İki kale arasında, kuzeyinde şövalyeler tarafından inşaa edilmiş bir ambar bulunuyordu. Bu yapı İtalyan işgali sırasında restore edilmiştir ve bugün eski arkeolojik eserlerin korunduğu bir yapı olarak kullanılmaktadır.
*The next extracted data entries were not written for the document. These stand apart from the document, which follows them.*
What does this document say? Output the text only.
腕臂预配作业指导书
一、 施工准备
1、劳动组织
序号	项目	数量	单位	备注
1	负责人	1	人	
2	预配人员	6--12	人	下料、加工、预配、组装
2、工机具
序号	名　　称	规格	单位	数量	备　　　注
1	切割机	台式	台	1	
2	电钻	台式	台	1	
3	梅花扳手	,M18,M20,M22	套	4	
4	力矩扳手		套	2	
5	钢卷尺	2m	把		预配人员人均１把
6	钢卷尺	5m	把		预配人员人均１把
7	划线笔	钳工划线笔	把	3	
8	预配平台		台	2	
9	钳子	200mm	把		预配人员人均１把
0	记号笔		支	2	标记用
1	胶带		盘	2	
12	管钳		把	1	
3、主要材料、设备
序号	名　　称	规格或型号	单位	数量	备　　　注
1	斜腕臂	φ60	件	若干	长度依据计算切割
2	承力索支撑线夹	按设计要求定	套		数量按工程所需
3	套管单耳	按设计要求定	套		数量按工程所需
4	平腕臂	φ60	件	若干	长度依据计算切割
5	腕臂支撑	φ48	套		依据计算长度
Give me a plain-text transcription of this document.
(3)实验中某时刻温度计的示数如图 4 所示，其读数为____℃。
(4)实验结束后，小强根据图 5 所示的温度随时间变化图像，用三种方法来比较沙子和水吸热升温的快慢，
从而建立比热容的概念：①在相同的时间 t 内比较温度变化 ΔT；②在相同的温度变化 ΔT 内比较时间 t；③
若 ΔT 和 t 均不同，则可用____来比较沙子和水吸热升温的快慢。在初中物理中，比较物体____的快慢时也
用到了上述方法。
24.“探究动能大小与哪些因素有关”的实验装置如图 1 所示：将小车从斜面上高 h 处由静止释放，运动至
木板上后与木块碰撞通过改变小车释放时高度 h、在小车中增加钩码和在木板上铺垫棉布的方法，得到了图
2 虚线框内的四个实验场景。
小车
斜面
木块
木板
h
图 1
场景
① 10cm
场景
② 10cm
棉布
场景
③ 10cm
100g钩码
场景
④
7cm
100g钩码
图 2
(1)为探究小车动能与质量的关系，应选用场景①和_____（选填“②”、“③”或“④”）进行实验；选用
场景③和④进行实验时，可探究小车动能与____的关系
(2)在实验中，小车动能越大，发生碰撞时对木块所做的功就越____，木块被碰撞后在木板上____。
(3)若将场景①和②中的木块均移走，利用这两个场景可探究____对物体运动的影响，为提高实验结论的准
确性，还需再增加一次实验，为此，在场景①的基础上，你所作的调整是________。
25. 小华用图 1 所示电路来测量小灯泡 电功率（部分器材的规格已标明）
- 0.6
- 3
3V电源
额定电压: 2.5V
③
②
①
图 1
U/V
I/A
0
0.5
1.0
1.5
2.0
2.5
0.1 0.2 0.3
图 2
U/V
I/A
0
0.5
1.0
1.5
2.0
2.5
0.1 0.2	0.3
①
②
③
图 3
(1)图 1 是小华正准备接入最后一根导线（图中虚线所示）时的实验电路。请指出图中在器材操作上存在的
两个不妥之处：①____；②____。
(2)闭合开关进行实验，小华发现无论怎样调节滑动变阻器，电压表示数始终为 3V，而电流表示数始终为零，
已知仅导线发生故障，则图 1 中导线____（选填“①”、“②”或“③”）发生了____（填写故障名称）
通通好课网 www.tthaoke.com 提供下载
Kale, Rodos ve Kos’un 1523’de Osmanlılar tarafından ele geçirilmesinden 1912 yılına dek Osmanlılar tarafından kullanılmıştır. Kalenin tarihi kronolojik olarak Osmanlı Öncesi ve Osmanlı Dönemi olarak iki ayrı dönemde incelenir.
Kos Kalesi Osmanlı Dönemi
Kalenin ismi Osmanlı kaynaklarında “Narince” olarak geçer. Osmanlılar ele geçirdikleri kaleyi ilk aşamada asker ve gönüllüler ile meskun hale getirdiler. Zamanla kale içinde Sultan Süleyman Han Camii, Hacı Paşa Mescidi, Şuca Mescidi ve Sandık Mescidi gibi camiler ile bir hamam inşaa edildi. 1933 depreminde yıkılan bu yapıların bazı kalıntıları hala görülebilir. Sonraki zamanlarda kale içinde müslüman ve gayri-müslüm nüfusun yaşadığı mahalleler oluşmuştur. Güvenlik sebebi ile kale içinde yaşayacak gayri müslümlerin seçimine özen gösteriliyordu. Evliya Çelebi’ye göre bu mahallelerin biri doğu, diğeri batı tarafında olan iki kapısı vardı. Gemiler, iskele kapısı da denilen, gümrüğün de yer aldığı doğu kapısı tarafına yanaşırdı. Kale içinde bulunan bir Osmanlı kitabesinde yazan “Gazi Sultan Mahmud Kaleyi eyledi mamur 1237” (1821), ibaresi bize kalenin büyük ihtimalle 1821 depreminden sonra tamirden geçirildiğine işaret ediyor.